The small South American soybean crop of 2012 will result in much smaller inventories of that crop by the end of the year.
However, that drawdown in stocks in combination with the much larger harvest expected in 2013 suggests that the pace of consumption of South American soybeans will not have to slow.
In contrast, the small U.S. harvest this year will require a substantial reduction in consumption over the next year, according to University of Illinois agricultural economist Darrel Good.
“The magnitude of the year-over-year reduction in consumption of U.S. soybeans that will be required is not yet known,” Good said.
“The new production forecast to be released on Sept. 12 and the estimate of Sept. 1 stocks of old-crop soybeans to be released on Sept. 28 will provide for a better estimate of the needed decline.
“Based on the USDA’s August forecasts, a reduction of 400 million bushels (12.7 percent) will be required.
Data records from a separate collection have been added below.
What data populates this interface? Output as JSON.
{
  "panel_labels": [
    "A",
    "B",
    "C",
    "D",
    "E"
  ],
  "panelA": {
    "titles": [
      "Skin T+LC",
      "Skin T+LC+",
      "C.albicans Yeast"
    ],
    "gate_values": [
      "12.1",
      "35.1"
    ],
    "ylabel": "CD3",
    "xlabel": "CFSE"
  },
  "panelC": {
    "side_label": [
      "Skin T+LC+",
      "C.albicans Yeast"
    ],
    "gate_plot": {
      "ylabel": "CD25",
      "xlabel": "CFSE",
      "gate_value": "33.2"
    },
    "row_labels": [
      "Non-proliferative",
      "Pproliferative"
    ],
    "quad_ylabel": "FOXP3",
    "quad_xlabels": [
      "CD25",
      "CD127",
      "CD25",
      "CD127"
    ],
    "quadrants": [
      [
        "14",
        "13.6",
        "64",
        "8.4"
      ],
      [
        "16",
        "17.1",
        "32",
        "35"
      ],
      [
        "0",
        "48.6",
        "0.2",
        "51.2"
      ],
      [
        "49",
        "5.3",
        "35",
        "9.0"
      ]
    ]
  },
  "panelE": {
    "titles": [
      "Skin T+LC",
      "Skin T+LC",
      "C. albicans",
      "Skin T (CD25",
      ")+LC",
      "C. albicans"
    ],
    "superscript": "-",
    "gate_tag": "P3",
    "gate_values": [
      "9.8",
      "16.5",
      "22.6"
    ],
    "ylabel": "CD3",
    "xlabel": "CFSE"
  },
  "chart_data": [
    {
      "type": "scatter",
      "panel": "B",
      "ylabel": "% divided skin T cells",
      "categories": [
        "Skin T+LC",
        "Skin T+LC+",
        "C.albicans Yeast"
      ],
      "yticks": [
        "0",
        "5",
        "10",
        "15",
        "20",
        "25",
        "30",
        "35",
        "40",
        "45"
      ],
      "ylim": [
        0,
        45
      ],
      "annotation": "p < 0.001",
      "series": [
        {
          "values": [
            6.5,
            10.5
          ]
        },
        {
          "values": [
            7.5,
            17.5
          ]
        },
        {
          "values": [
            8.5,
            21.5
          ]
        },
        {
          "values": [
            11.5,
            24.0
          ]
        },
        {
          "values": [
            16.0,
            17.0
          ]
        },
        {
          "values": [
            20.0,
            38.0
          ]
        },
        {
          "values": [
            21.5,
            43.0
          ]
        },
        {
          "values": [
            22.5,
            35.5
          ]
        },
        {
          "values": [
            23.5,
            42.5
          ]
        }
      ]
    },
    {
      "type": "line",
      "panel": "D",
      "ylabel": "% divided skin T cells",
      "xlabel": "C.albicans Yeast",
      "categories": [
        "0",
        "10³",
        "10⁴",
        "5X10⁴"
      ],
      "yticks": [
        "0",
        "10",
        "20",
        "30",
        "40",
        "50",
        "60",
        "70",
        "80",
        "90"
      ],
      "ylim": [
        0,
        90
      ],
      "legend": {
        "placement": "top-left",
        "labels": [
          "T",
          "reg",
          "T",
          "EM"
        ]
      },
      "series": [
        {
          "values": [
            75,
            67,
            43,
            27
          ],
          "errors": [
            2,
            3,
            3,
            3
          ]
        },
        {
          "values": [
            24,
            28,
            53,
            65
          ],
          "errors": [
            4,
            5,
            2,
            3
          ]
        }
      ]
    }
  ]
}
The pace of consumption, as revealed in weekly export reports and monthly reports of domestic crush, will be monitored to verify that the pace of consumption is slowing.”
Good reported that for the current marketing year, the USDA projects the domestic crush at 1.69 billion bushels, 2.55 percent more than crushed last year.
Through the first 11 months of the marketing year, estimates by the National Oilseed Processors Association of the size of the crush by its members exceeded the crush of a year ago by 2.88 percent. The crush was nearly 8 percent smaller in the first quarter of the year, but nearly 13 percent larger in June and July.
The year-over-year increase in the crush has been driven by soybean meal consumption. In February, the USDA projected a year-over-year decline in soybean meal consumption of 0.6 percent in the domestic market and 3.3 percent in the export market. Earlier this month, the projections were for year-over-year increases of 4.5 and 4.6 percent, respectively.
“With only one month remaining in the marketing year, it appears the domestic crush will exceed the USDA projection by 10 to 15 million bushels,” Good said.